Antitrypsin deficiency, also called AAT deficiency (Alpha-1 Antitrypsin deficiency) is an inherited disease characterized by severe problems that make difficult to breathe. Along with lung disease, it can also cause serious issues in the liver too. Mutations in the SERPINA1 gene, whose primary function is to transcribe a protein called alpha-1 anti-trypsin, results in the breakdown of lungs and liver.
Signs and Symptoms of Antitrypsin deficiency may vary according to the age at which they appear. However, usually, it affects the age group between 20 and 50. The early symptoms may include difficulty in breathing, causing cause Chronic Pulmonary Obstructive Disease (COPD). COPD can also lead to symptoms of emphysema, which includes difficulty in breathing, and wheezing, making it look like Asthma.
Due to the similar symptoms of anti-trypsin deficiency and other conditions like Asthma, hepatic cirrhosis or cholestatic jaundice, it is often misdiagnosed. This is the reason the diagnosis rate of the condition is abysmal. Most of the people living with Antitrypsin deficiency are unlikely to be diagnosed. The symptoms in the early 30s also comprise steadily reduced stamina, unintentional weight loss, recurring respiratory infections, fatigue, and rapid heartbeat upon standing. Antitrypsin deficiency is commonly known to damage liver resulting in Liver Cirrhosis.
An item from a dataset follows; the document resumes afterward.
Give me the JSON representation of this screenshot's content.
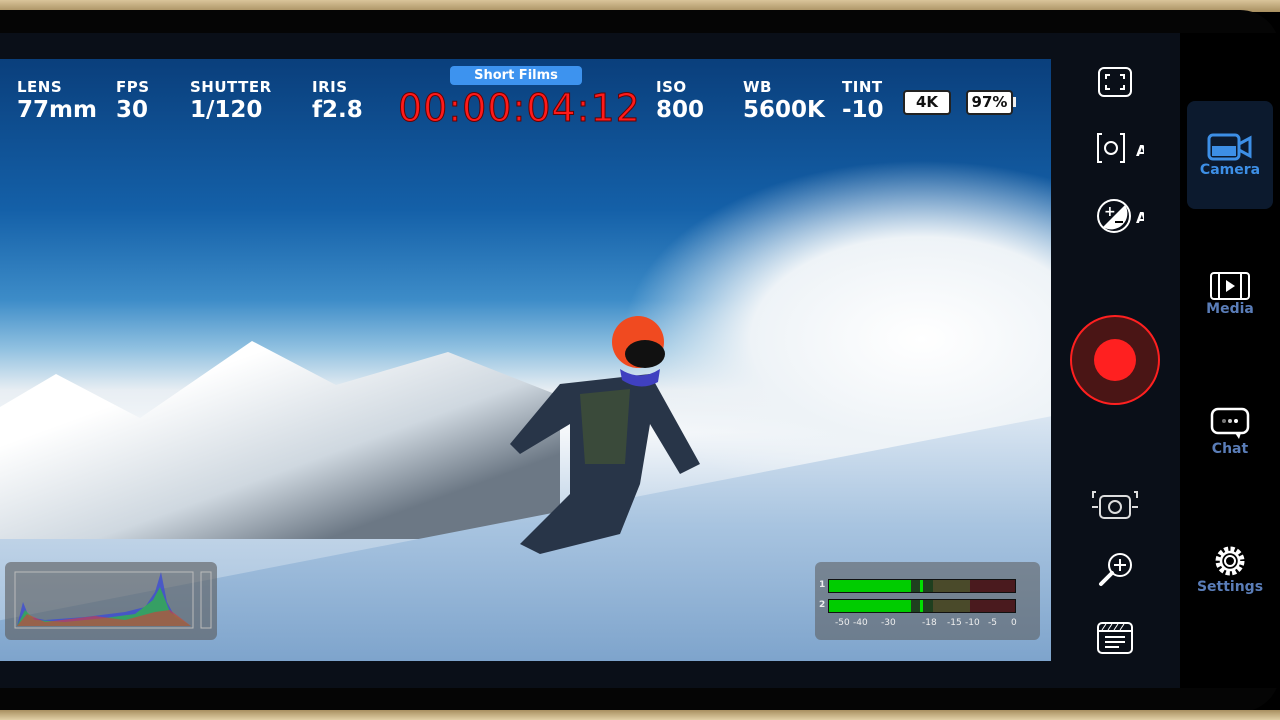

Antitrypsin deficiency Epidemiology

A massive chunk of the population is living with Antitrypsin deficiency. Globally talking, Alpha‐1 Anti-Trypsin Deficiency is estimated to affect three million people. Moreover, this number does not include undiagnosed or misdiagnosed ones. Also, about 10 per cent of infants and 15 per cent of adults with AAT deficiency develop liver cirrhosis due to the formation of scar tissue in the liver. Also, the ability of Antitrypsin deficiency to disguise its symptoms as some other’s condition adds to the conundrum.

Antitrypsin deficiency Treatment Management

Antitrypsin deficiency HAS NO CURE. The main goal behind Antitrypsin deficiency treatment management is to prevent or slow the progressions of lung/ liver diseases. This can be done by augmenting or replacing the deficient enzyme, and thereby moderating inflammatory stimuli, is possible. Decreasing any pro-inflammatory stimuli in the alveolus, including smoking, Asthma, or respiratory infection, facilitates this goal. Antitrypsin deficiency management is solely directed at controlling symptoms.
Treatments for emphysema associated with AATD include standard medications used in managing patients with emphysema of all causes (such as inhaled bronchodilators, inhaled steroids, anticholinergics, oxygen therapy, and the administration of antibiotics or phosphodiesterase 5 inhibitors for the frequent respiratory infections) as well as (in specific subgroups) specific AATD treatment called Augmentation therapy, which is the the best available option that may help slow the progression of lung damage due to Antitrypsin deficiency. It involves regular (usually once weekly), long-term infusion of purified, pooled human plasma-derived alpha1-anti-trypsin into the veins of deficient individuals. At present only six FDA approved drugs for augmentation therapy are available, i.e., Prolastin (Talecris Biotherapeutics), Aralast (Baxter International), Aralast NP (Baxter International), Zemaira (Aventis Behring), Prolastin-C (Grifols Therapeutics) and Glassia (Kamada).
There is also an option of surgically removing fused bullae (known as Lung volume reduction surgery (LVRS)) in a few selected patients. However, LVRS is likely to benefit more the patients with emphysema not due to recognized genetic causes than the individuals with emphysema due to AATD. This is why LVRS is rarely recommended.

From the above mentioned AATD therapy management, it is evident that the availability of treatment options is not an issue. However, the point of concern is their efficaciousness. The main problem lies in the limitations of the present Anti-trypsin deficiency therapies. No specific availability of treating liver disease, and emphysema associated with it, ask for the dire need in developing novel therapies that can treat and manage the symptoms that come with Alpha1-Anti-Trypsin deficiency.